A Year and Two Months Earlier

Moment 2: A Year and Two Months Earlier

December has always been my favorite month. I love building snowmen and walking in the cold; the bitter clearness that comes with winter. I love how the days become short just as much as I did when I was little, when I thought that it was cool to be awake when it is dark. I love hot chocolate and feeling the warm cup in my fingers; feeling the warmth of the fireplace and the scent of burning wood. But most of all, I love snow.

It is snowing the day I first meet her. It is the coldest December day yet and I am untangling my scarf to feel the biting air against my face. I look down at the scarf and back up and in that moment she appears, wearing nothing other than a t-shirt and jeans and I am shocked. Maybe that is why I am so quickly drawn to her, but I am not usually one that enjoys craziness. I will take off my scarf, perhaps, but in my normal household of a mother and a father, two jobs, a white fence and one and a half inch grass, insanity (especially in the form of too little clothing on freezing cold days) is not what I am used to.

Insanity is not what I am drawn to. I like hot chocolate out of little generic brand packets. I like it containing fires in a pit in my house. I like it when it’s cold because it should cold in winter. But maybe all that means something other than I think it does, because I stare at that girl like she is the prettiest thing I’ve ever seen, which in fact, she is not. She is not at all ugly, but her nose is too long, her lips are too thin and there is a pimple above her left eyebrow. But I notice all those things less than the vibrant red hair that hangs around her like a lion’s mane. The red hair is speckled with snow.

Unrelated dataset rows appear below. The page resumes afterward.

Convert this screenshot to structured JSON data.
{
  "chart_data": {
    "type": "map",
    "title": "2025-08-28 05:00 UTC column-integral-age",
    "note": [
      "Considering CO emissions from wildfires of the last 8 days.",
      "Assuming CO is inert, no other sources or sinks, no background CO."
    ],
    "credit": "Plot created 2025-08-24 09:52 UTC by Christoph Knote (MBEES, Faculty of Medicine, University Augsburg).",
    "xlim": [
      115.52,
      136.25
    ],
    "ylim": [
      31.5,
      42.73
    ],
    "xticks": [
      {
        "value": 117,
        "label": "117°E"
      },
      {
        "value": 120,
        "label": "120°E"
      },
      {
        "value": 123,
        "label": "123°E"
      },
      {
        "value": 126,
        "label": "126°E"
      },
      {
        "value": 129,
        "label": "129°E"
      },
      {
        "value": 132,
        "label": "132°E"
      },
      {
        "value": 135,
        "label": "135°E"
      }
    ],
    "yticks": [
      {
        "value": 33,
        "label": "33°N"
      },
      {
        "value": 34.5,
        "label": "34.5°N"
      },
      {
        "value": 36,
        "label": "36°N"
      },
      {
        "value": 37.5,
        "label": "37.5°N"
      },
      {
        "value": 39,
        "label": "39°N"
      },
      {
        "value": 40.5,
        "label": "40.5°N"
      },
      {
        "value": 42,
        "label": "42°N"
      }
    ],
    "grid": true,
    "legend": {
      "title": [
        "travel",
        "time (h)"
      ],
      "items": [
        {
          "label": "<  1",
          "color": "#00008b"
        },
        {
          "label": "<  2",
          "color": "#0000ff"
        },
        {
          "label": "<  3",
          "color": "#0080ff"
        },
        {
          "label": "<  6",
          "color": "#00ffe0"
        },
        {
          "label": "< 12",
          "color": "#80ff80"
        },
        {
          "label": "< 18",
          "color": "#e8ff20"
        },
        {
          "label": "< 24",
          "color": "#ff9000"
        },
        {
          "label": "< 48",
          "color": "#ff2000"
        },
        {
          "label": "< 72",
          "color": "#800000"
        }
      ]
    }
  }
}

I have never been outgoing, but in that moment, I want to talk to her. I want to know her more than I’ve ever wanted to know anyone. Which is strange, I think. But in my mind, I tell myself that it doesn’t matter. I will go talk to this girl right now.

Smiling, I wrap the scarf back around my head and look back up. She left in that short moment, just like she came. I stare into the falling snow around me, unable to find even the smallest speck of red in the air around me. I sigh and sit down.

Within minutes, I realize that it has stopped snowing.




A month goes before I see her again. To be honest, I forget about her. My moment of insanity is pushed to the back of my mind, because I don’t believe in  insanity and because I don’t believe that someone you stumbled upon in a park one day will suddenly show up as a new student at school.

But apparently, those kind of things happen.